Validation mode on a 5080 throws this (and nothing on older GPUs):
[2][ERROR]: Error syncing stream (CUDA error string: an illegal instruction was encountered, CUDA error code: 715)
Error recording resource event on user stream (CUDA error string: an illegal instruction was encountered, CUDA error code: 715)
Error recording resource event on user stream (CUDA error string: an illegal instruction was encountered, CUDA error code: 715)
Error launching work to RTX
UPDATE: Compiled to Optix-IR, and it works fine on my 4070Ti. However, on a 5080 it now fails when trying to create the module:
[2][COMPILER]: COMPILE ERROR: Module compilation failed
Info: Module Statistics
payload values : 1
attribute values : 0
Info: Properties for entry function “__raygen__oxMain”
semantic type : RAYGEN
trace call(s) : 3
continuation callable call(s): 0
basic block(s) : 151
instruction(s) : 1766
Info: Compiled Module Summary
non-entry function(s): 0
basic block(s) : 0
instruction(s) : 0
I guess it’s the same “illegal instruction”, just caught earlier.
Compiling Optix-IR with –use_fast_math -Wno-deprecated-gpu-targets again causes “an illegal instruction was encountered”.
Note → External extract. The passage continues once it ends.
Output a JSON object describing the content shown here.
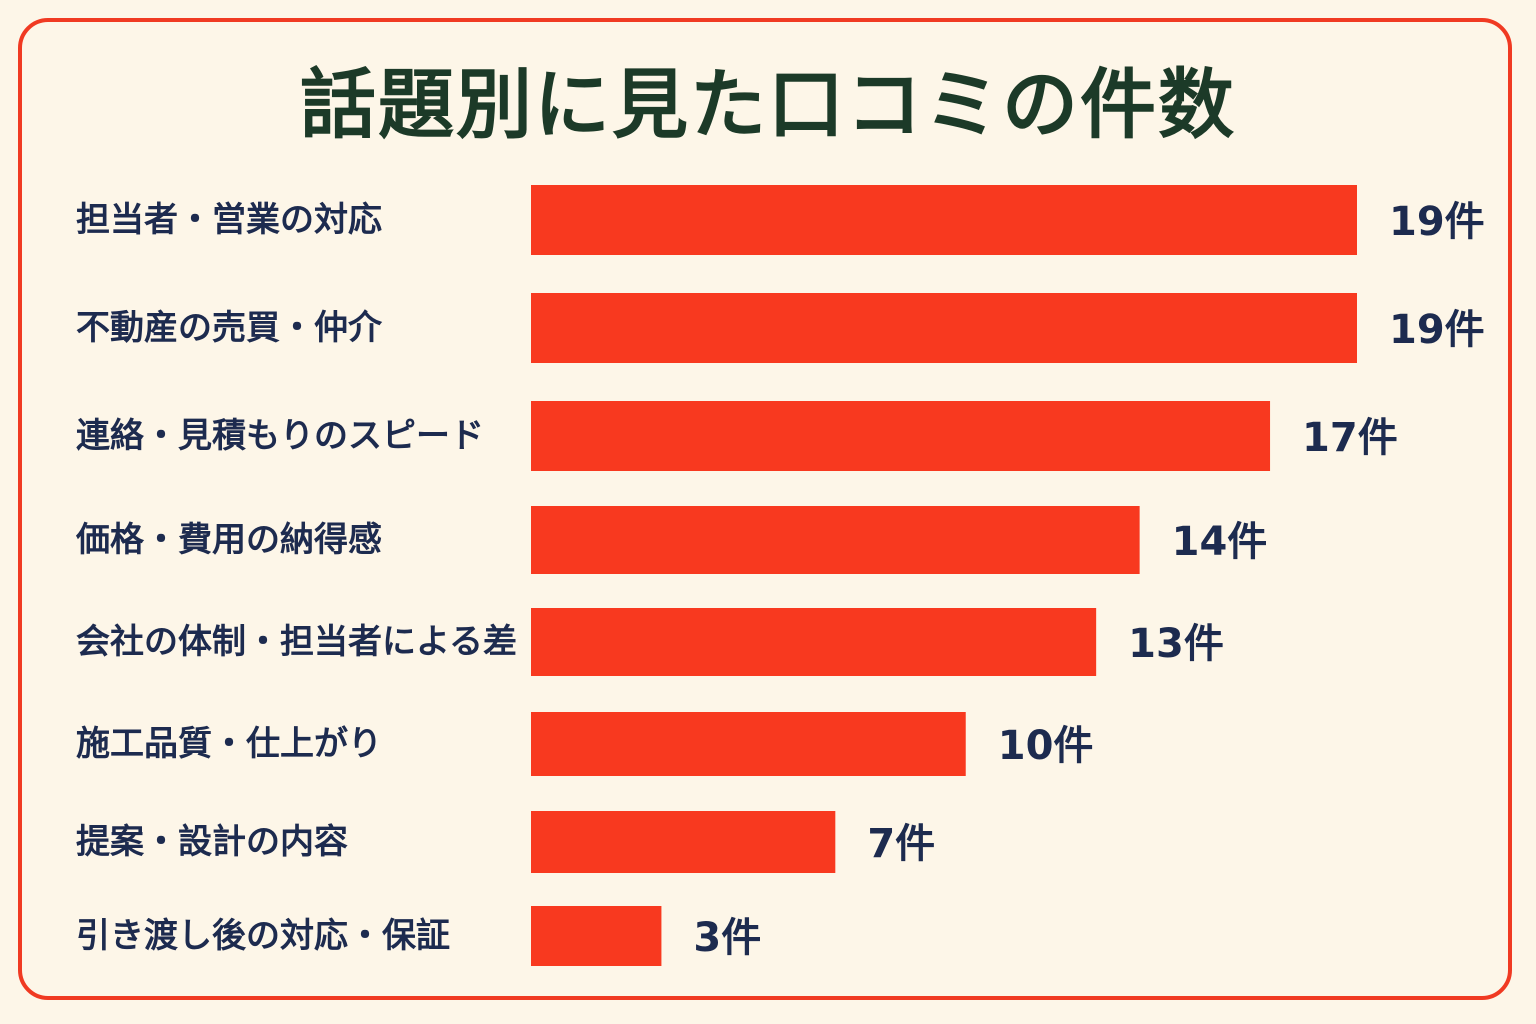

Update 2: OK, I think I found the culprit. So, in OptiX6 there was rtTextureSamplerGetId which returned an int. This int, when printed out, also looked rather small, like a context-specific texture number (0, 1, 2, 3…). Because the numbers are usually in a small range I did an evil thing of casting it to a float in my light structure just so I can reuse the same value for some light types where it actually needs to be a float and cast it back to int when it should be a texture ID… I should’ve at least reinterpreted it, but I didn’t because I was sure it’s not a problem in such value range.
After moving to OptiX9 I replaced most of these ints with cudaTextureObject_t, which is 64-bit. Except for this structure because it was so nice and tight, and funnily enough texture values returned from cudaCreateTextureObject were also the same tiny numbers! I figured GetId was returning the same thing and there is maybe, probably, possibly no good reason for it to really be 64-bit…
And apparently my “maybe” somehow held up on everything until 50-series. Is the driver silently replacing CPU cudaTextureObject_t values with real pointers now? Or is the float-to-u64 conversion different now? I don’t know, and in fact, just replacing the float with an int stopped 5080 crashes. But I’m adding a proper cudaTextureObject_t to the structure now, not taking chances anymore.
It still puzzles me that it still worked on a 5080 either if I removed all optixTrace calls or unrolled the loop.